How People-Pleasers Promote Bully-Culture

Bullying is a big problem these days. Online, at school, at home and in the workplace, bullies are preying upon the vulnerable. There are even bullies in politics, pushing around their fellow politicians and oppressing their constituents.

Bullies are nasty individuals who pick on those who they consider weaker than they are. At home, the bully can be a parent or a sibling; at school they can be a teacher or a classmate; at work they can be a colleague or a boss. In politics, the bully can be anything from a minor bureaucrat to the head of a country.

Bullies desperately need to feel powerful and they’re filled with rage because deep down, what they feel is weak and powerless. That’s why they never pick on anyone their own size.

Bullies are terrified that other people will discover their dirty secret, which is that they’re plagued with feelings of inadequacy. Bullies frequently are compulsive braggarts – trying to overcompensate for their self-perceived shortcomings.

Bullies intimidate, dominate and oppress. They need to feel in control. What they hate is to be challenged. Like any coward, the typical bully is terrified of anyone who holds real power.

Bullies feel threatened by the people who they push around because these people remind them of their own, secret weakness. They’re compelled to punish the weak because they’re enraged at being reminded of what they themselves are lacking.  But, because bullies are weak, almost every one of them will back down at the first sign of any real opposition.

Out of insecurity, bullies puff themselves up and try to look as intimidating as possible, so unfortunately, a lot of people who encounter bullies don’t realize that they’re not as strong as they look. People-pleasers in particular will try to placate a bully out of fear of reprisals. They confuse the bully’s bluster with real power.

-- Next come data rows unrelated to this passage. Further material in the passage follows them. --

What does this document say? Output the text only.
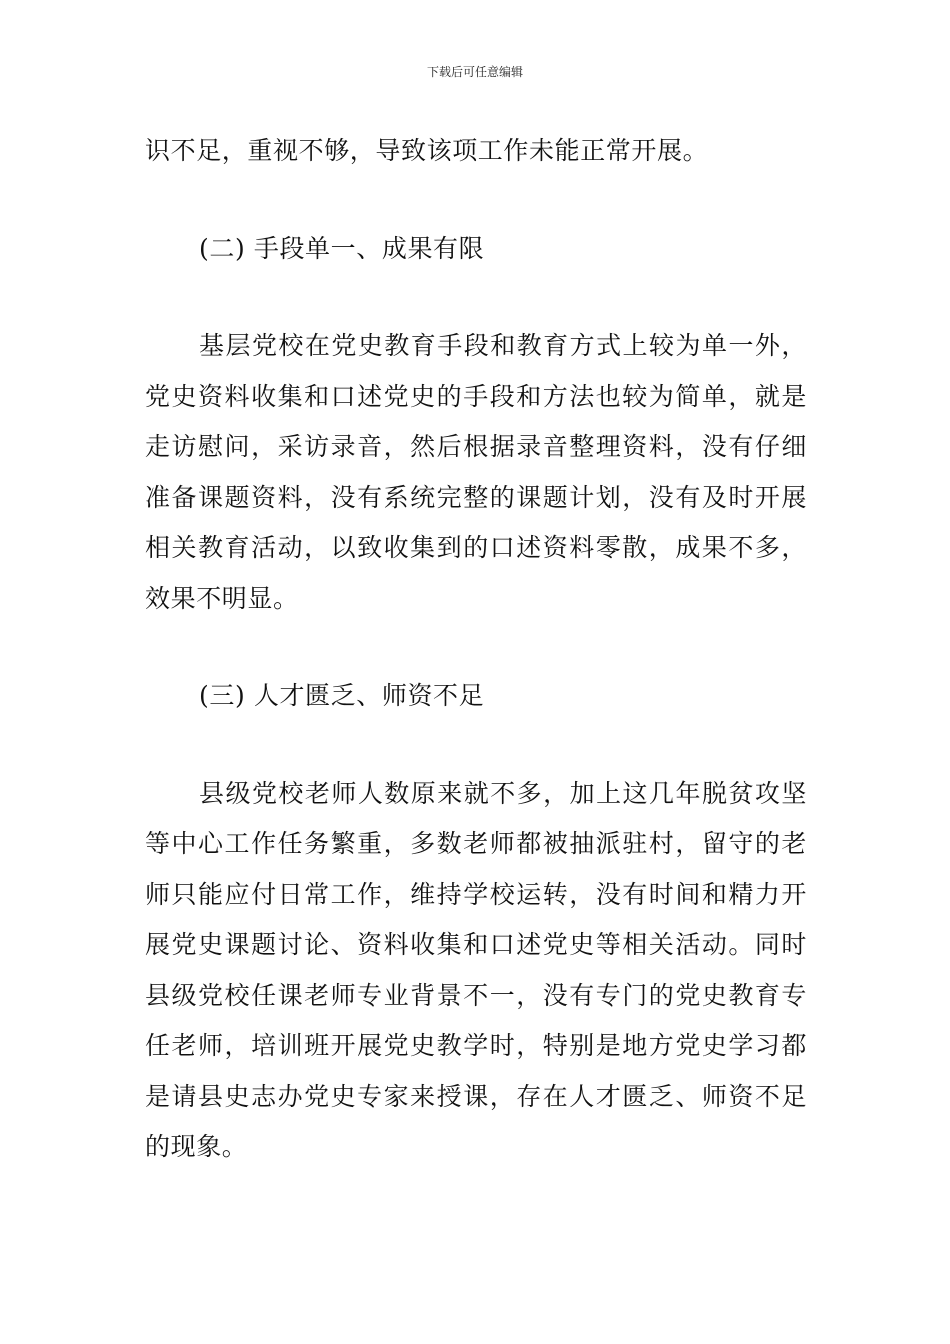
下载后可任意编辑

识不足，重视不够，导致该项工作未能正常开展。

(二) 手段单一、成果有限

基层党校在党史教育手段和教育方式上较为单一外，党史资料收集和口述党史的手段和方法也较为简单，就是走访慰问，采访录音，然后根据录音整理资料，没有仔细准备课题资料，没有系统完整的课题计划，没有及时开展相关教育活动，以致收集到的口述资料零散，成果不多，效果不明显。

(三) 人才匮乏、师资不足

县级党校老师人数原来就不多，加上这几年脱贫攻坚等中心工作任务繁重，多数老师都被抽派驻村，留守的老师只能应付日常工作，维持学校运转，没有时间和精力开展党史课题讨论、资料收集和口述党史等相关活动。同时县级党校任课老师专业背景不一，没有专门的党史教育专任老师，培训班开展党史教学时，特别是地方党史学习都是请县史志办党史专家来授课，存在人才匮乏、师资不足的现象。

Out of fear of confrontation, pleasers allow bullies to get away with their bad behavior. In that sense, they become enablers who turn their backs on the victim in order to avoid angering the bully. They don’t realize what a weakling the bully is, deep down, and how their enabling actually emboldens the bully to keep on misbehaving.

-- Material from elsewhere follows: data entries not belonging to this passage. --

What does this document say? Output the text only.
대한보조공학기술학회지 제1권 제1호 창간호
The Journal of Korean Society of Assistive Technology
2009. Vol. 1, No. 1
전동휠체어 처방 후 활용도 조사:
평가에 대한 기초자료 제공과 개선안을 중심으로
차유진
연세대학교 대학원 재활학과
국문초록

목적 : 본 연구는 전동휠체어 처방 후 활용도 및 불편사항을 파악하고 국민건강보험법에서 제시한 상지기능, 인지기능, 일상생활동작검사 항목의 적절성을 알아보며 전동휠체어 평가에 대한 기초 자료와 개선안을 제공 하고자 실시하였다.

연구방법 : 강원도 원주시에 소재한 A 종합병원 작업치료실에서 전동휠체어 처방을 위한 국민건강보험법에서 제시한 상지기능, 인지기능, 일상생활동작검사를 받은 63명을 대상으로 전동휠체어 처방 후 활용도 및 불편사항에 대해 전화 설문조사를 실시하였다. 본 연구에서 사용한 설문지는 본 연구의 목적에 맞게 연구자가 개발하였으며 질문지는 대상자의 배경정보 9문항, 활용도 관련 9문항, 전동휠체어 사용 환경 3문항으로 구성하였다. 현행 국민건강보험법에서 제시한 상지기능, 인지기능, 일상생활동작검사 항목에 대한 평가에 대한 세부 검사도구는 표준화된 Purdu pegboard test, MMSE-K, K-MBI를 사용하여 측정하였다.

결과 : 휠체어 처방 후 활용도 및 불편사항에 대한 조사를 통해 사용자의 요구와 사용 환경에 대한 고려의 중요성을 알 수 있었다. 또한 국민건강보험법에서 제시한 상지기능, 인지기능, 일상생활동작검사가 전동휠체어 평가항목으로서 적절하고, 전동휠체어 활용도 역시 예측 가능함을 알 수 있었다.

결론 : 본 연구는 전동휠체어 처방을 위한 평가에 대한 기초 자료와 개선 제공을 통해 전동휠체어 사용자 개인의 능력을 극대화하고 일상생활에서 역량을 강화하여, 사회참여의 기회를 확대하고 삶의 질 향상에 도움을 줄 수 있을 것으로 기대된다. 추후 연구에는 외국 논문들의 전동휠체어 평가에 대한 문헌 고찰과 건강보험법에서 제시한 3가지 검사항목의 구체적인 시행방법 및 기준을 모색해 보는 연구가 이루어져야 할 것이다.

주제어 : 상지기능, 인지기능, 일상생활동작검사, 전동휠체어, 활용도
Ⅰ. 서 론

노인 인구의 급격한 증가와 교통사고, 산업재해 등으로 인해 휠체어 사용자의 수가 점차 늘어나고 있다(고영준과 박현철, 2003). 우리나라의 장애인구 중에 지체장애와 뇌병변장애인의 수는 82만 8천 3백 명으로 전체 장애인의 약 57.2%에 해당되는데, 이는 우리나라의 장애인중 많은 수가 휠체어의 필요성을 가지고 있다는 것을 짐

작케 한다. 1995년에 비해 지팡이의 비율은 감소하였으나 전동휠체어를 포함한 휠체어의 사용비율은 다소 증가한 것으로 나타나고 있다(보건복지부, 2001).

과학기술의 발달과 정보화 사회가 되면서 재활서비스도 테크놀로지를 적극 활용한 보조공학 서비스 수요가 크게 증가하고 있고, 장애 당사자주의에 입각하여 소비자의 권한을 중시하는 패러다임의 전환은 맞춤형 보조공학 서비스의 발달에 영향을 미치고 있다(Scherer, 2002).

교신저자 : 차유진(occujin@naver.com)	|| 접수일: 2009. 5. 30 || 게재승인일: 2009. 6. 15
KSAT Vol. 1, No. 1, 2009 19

A lot of people-pleasers would rather take the path of least resistance. They’ll go along with the loudest, most aggressive person in the room and sacrifice the one being abused. Out of fear of upsetting the bully, these pleasers end up rewarding their bad behavior and abandoning the person who did nothing wrong.

At home, enabling can take the form of one parent allowing the other to abuse the children, or a parent allowing one of their kids to hurt another.

At school enabling can take the form of the administration allowing a teacher to pick on a student, allowing an unreasonable parent to oppress a teacher, or it can be a teacher who allows one student to hurt another. It all comes down to not wanting to make the bully any angrier than they are. And this is exactly what the bully is counting on.

In the workplace, this type of enabling could be a boss who allows one employee to abuse another or a supervisor who lets a manager abuse their staff.

In politics, it can be the bully’s close colleagues who enable their bad behaviour because it’s easier than confronting the bully and risking the perception that the party is divided.

Confrontation is difficult, and only hard-core scrappers enjoy it. On the other hand, it’s often the right thing to do. As I said, most bullies are weaklings deep down inside, and they won’t put up much of a fight if confronted by someone who’s confident and empowered.

Nobody deserves to be bullied. We do the right thing when we stand up for the victim. They’ll be forever grateful and might even pay it forward one day.

Of course, if you believe yourself to be unsafe around a bully, confrontation isn’t the right way to go. In that case, the best bet is to walk away.

If the bully is a parent, the other parent’s best choice could be to take the kids and leave; if it’s a boss who’s being enabled by upper management, the best choice for the staff could be to seek out other employment. If it’s a teacher who’s being enabled by a fearful administration, the parents may need to move the child to a different class or even to a different school.

No-one should put themselves in harm’s way but on the other hand, we shouldn’t be letting bullies get away with their bad behavior. Most bullies aren’t dangerous; they’re just loud and mean and obnoxious.  Most bullies are afraid of any real sign of power. In a fair fight, anyone who opposes them is likely to win.

People-pleasers support bully culture by making it that much easier for bullies to succeed. People-pleasers reward the bad guy and abandon the victim out of their own fear of confrontation and need to please. Unfortunately, in these cases, they’re pleasing the wrong person.

Pleasers need to recognize that their fear-based choices are encouraging bullies and hurting innocent people. It’s time for pleasers to be brave and start standing up to the bullies in their midst, or if that feels too dangerous, they can at least try to help the victims of bullying get away from their oppressor.

If we stop being so fearful of angering the bullies around us only good things will happen. If we stop enabling them and start dealing with them, these nasty individuals will find it harder and harder to get away with their bad behaviour.

With fewer enablers, bullies will have far fewer opportunities to push other people around. And our society will be that much better for it.